Nuclear particles are more likely to" stick" to a target nucleus if they are moving at high speed, something that became technically feasible in 1929 when Ernest O. Lawrence invented a circular accelerator for charged particles called a cyclotron. Construction of the first of these accelerators on the Berkeley campus of the University of California in 1931 set the stage for the synthesis of new elements. The first, technetium-the name means artificial in Greek-was produced at Berkeley in 1937 by bombarding molybdenum with deuterium nuclei (deuterons) and was identified in Italy by Emilio Segrè and Carlo Perrier. That was quickly followed by astatine, produced and identified in 1940 from the bombardment of bismuth with helium nuclei.

Efforts to produce a transuranium element-one with a nucleus heavier than that of uranium, element 92-finally succeeded in 1940 when Edwin M. McMillan and Philip H. Abelson bombarded uranium with neutrons to produce neptunium, element 93. A follow-on series of experiments bombarded uranium with deuterons to produce a heavier isotope of neptunium, which decayed by beta-emission to element 94, plutonium, identified by Glenn T. Seaborg, Arthur C. Wahl, and Joseph Kennedy in 1941.
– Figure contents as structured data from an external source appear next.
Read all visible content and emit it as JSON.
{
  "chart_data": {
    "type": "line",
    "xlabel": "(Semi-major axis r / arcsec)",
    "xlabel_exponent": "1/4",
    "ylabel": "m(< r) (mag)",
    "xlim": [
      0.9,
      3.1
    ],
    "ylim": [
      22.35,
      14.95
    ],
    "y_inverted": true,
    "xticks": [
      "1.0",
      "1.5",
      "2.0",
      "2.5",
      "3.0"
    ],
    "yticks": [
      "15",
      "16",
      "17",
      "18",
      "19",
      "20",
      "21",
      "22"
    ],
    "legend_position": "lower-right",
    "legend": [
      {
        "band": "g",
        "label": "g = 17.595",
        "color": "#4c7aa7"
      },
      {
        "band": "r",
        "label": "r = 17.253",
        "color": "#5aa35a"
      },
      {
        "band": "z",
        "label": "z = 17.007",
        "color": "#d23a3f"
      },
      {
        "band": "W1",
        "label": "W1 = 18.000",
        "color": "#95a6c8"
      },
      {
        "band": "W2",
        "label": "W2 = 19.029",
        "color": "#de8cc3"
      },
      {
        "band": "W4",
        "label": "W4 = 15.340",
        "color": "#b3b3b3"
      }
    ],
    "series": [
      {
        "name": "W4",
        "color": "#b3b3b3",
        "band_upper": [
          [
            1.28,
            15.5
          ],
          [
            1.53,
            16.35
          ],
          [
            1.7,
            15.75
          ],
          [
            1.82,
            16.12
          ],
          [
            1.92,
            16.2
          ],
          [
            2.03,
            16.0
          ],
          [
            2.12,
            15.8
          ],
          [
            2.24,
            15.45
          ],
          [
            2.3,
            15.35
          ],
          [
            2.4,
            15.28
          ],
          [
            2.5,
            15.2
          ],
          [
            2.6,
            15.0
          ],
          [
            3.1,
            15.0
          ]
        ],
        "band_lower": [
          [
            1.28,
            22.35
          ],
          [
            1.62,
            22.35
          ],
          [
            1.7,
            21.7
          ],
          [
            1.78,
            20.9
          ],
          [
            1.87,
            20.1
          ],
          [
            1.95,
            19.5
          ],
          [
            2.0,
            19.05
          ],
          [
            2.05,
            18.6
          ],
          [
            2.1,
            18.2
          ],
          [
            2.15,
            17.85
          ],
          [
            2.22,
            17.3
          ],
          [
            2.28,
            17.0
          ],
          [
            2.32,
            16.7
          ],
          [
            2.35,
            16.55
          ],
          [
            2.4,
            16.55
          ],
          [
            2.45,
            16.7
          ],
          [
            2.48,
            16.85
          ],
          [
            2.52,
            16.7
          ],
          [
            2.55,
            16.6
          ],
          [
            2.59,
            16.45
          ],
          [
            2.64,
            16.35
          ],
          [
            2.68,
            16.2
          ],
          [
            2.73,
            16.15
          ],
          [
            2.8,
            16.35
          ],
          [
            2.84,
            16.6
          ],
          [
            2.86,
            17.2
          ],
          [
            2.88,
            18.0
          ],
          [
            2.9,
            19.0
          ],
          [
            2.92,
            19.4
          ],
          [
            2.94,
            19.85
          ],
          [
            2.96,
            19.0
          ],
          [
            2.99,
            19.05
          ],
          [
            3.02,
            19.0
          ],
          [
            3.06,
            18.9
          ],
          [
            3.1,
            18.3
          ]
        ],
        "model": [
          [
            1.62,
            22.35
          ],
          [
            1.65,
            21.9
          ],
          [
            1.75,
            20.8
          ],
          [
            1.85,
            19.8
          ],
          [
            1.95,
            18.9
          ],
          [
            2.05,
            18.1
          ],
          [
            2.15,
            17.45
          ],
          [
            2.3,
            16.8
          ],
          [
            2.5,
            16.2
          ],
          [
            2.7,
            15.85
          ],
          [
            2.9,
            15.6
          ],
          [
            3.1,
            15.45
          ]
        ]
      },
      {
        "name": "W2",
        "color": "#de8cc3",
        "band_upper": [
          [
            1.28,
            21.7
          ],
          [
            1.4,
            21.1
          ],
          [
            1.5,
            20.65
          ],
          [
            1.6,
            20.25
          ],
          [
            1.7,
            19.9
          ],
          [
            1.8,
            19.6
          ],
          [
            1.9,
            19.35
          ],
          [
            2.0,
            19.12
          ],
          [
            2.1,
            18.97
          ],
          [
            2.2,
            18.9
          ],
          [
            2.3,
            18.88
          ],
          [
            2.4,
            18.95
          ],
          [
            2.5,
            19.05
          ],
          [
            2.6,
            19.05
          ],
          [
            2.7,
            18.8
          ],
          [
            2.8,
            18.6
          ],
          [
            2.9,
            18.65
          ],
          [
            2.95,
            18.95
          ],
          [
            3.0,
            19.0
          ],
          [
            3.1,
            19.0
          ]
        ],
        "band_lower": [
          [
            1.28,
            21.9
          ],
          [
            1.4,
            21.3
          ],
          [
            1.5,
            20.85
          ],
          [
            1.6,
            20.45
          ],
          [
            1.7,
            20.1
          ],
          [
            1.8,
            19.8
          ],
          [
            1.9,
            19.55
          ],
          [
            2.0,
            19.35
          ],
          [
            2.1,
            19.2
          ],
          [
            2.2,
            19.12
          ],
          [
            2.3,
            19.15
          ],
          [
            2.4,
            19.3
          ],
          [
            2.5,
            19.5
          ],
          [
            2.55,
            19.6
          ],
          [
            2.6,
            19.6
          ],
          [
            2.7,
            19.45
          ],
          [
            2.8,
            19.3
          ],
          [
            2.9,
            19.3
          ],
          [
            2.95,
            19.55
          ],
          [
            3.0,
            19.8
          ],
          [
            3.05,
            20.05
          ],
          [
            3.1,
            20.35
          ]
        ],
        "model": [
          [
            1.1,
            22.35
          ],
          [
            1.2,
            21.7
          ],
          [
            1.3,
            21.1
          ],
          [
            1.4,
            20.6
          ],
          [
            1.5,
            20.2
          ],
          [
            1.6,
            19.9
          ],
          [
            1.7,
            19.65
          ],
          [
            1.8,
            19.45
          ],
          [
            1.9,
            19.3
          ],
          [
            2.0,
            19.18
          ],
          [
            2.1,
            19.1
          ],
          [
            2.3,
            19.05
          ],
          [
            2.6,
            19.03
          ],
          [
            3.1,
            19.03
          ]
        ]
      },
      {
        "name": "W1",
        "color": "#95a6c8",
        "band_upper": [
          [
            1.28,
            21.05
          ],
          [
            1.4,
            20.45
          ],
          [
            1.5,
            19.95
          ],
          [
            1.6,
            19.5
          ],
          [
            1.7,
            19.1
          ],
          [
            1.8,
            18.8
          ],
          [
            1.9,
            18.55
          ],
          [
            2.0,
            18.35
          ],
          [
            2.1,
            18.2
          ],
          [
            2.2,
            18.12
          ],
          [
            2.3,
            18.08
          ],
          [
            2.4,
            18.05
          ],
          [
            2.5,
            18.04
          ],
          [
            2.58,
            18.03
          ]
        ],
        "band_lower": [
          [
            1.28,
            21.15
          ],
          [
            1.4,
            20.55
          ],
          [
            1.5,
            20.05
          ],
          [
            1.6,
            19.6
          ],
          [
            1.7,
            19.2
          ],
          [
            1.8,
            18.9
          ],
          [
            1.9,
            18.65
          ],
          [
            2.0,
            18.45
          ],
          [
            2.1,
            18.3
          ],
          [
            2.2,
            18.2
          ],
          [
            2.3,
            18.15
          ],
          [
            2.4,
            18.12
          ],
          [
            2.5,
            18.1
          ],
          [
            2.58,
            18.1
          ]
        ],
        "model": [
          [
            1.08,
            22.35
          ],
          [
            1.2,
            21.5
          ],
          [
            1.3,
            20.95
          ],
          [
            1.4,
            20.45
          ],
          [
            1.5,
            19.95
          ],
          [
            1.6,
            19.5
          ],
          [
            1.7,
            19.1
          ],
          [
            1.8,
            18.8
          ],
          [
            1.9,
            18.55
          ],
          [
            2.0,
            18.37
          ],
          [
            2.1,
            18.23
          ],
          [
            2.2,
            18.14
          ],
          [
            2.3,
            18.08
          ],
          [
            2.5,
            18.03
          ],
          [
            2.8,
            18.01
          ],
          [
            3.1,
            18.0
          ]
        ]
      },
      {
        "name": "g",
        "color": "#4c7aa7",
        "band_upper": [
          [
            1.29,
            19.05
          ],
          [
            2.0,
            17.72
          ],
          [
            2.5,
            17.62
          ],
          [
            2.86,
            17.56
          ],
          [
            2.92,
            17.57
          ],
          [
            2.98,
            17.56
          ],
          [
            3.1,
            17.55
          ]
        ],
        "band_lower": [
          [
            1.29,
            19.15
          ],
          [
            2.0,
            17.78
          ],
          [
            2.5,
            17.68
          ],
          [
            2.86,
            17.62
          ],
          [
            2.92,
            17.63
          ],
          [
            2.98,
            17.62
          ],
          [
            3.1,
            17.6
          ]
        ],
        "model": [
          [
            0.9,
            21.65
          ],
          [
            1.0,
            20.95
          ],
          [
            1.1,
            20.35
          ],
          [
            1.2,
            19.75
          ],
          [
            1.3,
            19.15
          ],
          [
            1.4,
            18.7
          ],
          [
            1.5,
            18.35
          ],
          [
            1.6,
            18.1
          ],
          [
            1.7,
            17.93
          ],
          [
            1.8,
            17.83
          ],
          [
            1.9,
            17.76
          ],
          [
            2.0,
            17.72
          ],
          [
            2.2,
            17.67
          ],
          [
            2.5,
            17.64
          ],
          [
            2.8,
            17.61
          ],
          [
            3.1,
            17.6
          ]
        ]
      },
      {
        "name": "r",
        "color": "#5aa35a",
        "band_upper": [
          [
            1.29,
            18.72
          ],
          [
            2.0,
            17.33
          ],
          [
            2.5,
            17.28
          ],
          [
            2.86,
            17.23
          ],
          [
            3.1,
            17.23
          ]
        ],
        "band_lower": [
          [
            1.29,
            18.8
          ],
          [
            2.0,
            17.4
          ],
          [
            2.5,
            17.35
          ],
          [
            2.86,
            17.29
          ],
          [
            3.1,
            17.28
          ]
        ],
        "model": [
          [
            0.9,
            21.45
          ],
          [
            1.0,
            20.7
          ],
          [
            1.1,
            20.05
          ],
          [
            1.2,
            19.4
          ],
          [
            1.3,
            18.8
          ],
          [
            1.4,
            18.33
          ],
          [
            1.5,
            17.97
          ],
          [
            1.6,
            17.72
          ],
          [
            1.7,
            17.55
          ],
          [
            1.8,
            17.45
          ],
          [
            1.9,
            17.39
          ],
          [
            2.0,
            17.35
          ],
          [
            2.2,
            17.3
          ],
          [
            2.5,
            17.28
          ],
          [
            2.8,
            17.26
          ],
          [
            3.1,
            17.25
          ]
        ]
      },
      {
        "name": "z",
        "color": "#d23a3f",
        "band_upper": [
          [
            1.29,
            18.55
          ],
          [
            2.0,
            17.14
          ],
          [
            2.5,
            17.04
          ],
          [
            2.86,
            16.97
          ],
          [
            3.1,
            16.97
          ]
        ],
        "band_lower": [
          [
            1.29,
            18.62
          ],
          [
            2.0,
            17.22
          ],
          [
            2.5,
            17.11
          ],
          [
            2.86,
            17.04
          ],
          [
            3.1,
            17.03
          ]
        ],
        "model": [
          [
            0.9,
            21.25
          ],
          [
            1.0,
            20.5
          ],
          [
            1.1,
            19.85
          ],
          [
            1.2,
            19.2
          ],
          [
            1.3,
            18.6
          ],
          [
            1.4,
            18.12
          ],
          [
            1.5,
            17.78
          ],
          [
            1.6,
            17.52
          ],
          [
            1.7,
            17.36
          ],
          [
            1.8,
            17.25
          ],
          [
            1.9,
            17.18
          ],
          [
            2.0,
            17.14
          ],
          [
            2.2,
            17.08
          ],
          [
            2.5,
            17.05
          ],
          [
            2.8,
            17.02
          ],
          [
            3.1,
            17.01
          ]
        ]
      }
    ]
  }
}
Over the next three decades, the Berkeley researchers (relocated to the University of Chicago during much of World War II) produced and identified nine more transuranium elements. And three other new elements were identified during the development of nuclear weapons. Of these, promethium (element 61), a fission product of uranium, was identified in 1945 as part of the wartime plutonium production project at Oak Ridge, Tenn. Einsteinium and fermium (elements 99 and 100, respectively) were discovered in the debris from the test of the first hydrogen bomb in 1952 by researchers at Los Alamos National Laboratory. The fermium isotope discovered after this blast had been created by 17 successive neutron captures in uranium, followed by sequential beta-decay.

Number of elements keeps growing

One of the very few pieces of original research ever published in C&EN was Seaborg's proposal in 1945 that the elements heavier than actinium had been misplaced in the periodic table, where they had been located as transition-series metals. On the basis of the chemical properties of neptunium, plutonium, and the two elements that follow them-americium and curium-Seaborg proposed a second lanthanide-like series, which he named the actinide series.

Since the mid-1970s, synthesis of ever-heavier new elements has depended on new generations of particle accelerators. Three facilities have been the major centers for this work-the Joint Institute for Nuclear Research in Dubna, Russia; the heavy ion research facility in Darmstadt, Germany, known as GSI; and Lawrence Berkeley National Laboratory. Elements produced in experiments at these facilities have half-lives that range from seconds to milliseconds and sometimes are produced in quantities of fewer than 100 atoms. What constitutes positive identification of a new element in such circumstances has become an increasingly important question. The International Union of Pure & Applied Chemistry (IUPAC), which has final say on the names of elements, has become, in effect, the arbitrator in a number of disputes over first discovery.

Last August, IUPAC gave its endorsement to a compromise slate of names for elements 101 to 109. Some of the proposed names had been embroiled in considerable controversy, and IUPAC sought to spread the credit for element discovery. Thus, element 105 was named dubnium to acknowledge the many contributions of the Russian lab. The Berkeley group got two of the names it wanted-rutherfordium for 104 and seaborgium for 106. And the GSI group, headed by Peter J. Armbruster, got credit for discovering elements 107, 108, and 109 with the names bohrium, hassium, and meitnerium, respectively. Between 1994 and 1996, the GSI group claimed discovery of three more elements-110, 111, and 112- none of which has been named yet.